Tarihi Yarımada’da, Topkapı’dan Sirkeci’ye kadar olan bölgede 1.500 otel var. Yıl sonu hedefimiz 400. Şu an bünyemizde 150 otel bulunuyor. Yaklaşık 100 kadar otel de hazırda bekliyor. Aydın abinin şu an açıklayamayacağım sektörde çok konuşulacak bir projesi var. Onu da eklersek, üye sayımız bir hayli artacak. EMITT Fuarı’nda da “Bizi de platforma sokun” diyenler oldu.

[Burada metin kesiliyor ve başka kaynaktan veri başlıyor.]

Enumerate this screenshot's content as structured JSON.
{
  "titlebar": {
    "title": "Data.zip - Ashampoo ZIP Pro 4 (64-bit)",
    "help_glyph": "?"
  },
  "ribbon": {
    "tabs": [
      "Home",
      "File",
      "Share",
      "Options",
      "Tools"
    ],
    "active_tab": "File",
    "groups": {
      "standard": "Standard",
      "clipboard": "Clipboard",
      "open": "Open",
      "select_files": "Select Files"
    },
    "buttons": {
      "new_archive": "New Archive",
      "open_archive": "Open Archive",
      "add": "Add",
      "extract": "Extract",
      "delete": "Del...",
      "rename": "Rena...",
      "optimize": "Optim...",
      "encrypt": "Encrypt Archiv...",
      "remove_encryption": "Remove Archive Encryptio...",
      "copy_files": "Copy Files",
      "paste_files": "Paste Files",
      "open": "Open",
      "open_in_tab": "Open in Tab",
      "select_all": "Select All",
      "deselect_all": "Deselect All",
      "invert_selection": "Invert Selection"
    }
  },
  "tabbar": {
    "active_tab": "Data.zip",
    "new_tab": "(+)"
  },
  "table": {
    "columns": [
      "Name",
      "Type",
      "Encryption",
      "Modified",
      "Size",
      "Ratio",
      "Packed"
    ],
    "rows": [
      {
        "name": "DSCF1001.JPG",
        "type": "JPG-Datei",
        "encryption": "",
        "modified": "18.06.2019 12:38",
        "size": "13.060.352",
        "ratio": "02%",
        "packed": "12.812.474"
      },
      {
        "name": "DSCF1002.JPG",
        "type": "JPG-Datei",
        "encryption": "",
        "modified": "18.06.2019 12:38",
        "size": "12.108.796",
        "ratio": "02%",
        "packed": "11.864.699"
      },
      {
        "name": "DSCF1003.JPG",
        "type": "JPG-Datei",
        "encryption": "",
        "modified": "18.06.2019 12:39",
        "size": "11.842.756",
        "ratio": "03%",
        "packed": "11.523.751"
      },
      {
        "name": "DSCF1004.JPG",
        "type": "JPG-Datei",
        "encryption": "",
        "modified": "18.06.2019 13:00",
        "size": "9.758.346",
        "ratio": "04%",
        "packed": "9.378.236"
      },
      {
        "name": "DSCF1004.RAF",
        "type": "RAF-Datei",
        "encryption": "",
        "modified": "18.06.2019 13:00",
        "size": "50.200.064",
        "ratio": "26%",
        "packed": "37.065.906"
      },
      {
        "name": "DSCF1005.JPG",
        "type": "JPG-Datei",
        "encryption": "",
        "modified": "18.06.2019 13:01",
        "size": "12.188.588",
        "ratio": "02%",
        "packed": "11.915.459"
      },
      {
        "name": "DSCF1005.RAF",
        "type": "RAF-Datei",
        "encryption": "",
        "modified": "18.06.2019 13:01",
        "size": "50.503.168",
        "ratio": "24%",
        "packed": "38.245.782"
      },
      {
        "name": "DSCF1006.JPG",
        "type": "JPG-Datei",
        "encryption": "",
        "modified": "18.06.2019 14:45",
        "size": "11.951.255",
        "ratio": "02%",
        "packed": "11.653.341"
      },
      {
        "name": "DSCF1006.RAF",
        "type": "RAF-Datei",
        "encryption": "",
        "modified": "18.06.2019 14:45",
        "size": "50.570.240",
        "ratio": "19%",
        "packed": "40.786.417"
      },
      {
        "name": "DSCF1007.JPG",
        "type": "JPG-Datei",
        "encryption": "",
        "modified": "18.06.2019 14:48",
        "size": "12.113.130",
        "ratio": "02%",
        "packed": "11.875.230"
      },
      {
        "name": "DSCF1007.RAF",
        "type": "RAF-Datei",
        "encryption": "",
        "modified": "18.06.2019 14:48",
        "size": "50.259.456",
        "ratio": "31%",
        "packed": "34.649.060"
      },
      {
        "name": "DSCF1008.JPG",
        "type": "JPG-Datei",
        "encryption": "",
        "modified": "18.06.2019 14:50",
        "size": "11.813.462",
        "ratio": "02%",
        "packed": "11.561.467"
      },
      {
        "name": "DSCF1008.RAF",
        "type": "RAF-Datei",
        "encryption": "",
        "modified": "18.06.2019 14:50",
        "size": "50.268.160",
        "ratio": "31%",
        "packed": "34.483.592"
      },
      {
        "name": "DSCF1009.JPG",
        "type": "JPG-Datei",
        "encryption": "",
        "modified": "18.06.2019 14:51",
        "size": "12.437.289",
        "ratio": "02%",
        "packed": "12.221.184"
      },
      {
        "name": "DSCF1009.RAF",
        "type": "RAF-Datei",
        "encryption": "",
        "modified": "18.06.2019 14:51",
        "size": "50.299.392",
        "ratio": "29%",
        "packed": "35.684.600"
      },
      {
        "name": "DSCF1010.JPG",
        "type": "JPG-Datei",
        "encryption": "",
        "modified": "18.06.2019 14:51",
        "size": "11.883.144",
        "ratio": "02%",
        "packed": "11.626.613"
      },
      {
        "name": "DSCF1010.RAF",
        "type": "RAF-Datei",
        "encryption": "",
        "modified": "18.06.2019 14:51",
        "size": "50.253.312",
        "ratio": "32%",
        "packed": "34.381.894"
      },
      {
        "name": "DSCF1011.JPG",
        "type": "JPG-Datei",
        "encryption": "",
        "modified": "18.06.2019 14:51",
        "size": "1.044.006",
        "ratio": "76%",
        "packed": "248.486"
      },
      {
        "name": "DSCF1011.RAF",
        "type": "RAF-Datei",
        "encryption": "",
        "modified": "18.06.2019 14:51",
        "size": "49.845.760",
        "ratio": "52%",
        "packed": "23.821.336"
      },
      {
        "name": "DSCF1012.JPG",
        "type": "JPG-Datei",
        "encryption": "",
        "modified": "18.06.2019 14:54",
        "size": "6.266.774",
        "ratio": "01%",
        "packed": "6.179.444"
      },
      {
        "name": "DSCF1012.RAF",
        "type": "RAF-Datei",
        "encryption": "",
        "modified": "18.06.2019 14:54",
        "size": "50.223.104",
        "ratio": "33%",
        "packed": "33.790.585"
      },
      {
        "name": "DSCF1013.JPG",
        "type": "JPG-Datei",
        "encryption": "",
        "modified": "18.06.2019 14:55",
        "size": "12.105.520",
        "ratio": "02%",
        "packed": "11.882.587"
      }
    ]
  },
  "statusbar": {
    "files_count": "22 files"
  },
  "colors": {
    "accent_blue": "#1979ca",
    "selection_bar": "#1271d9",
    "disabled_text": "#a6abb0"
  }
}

Diyarbakır’daki arkadaşlarımız geldi mesela. Öyle güzel şeyler yaşadık ki… Ama tabii biz Tarihi Yarımada’nın dışına çıkamıyoruz. Tabii platformumuzun şöyle de bir özelliği var, misal bünyemizdeki otellerden birinde çalışan bir arkadaşımız yarımadanın dışına çıktı, onu kendimizden koparmıyoruz.  WhatsApp grubu üzerinden iletişimimiz aynen devam ediyor. Kazanılmış hakkı kaybettirmiyoruz, bu çok önemli bizim için. Platformumuz, küçüğe sevgi, büyüğe saygı formülüyle işleyen bir yapıya sahip. Rahmetli babam emniyet müdürüydü. Çok despot ve sert bir adamdı. Ama sağ olsun çocuklarını da sosyal ve saygılı yetiştirdi. Biz de platform olarak bu prensiplerle hareket ediyoruz. Bizde herkesin fikri sorulur. Bakıyorum kimilerinde yönetimin bile fikri sorulmuyor. Başkan ne derse o oluyor. Mesela İhsan Türkus bizim duayenimizdir. Sürekli fikrini aldığımız kişidir.  Haftada 1-2 defa mutlaka yönetim olarak toplanır,görüşlerini alırız. “Keşke bütün otellerimiz kadın olsa da hepsini üye alabilsek”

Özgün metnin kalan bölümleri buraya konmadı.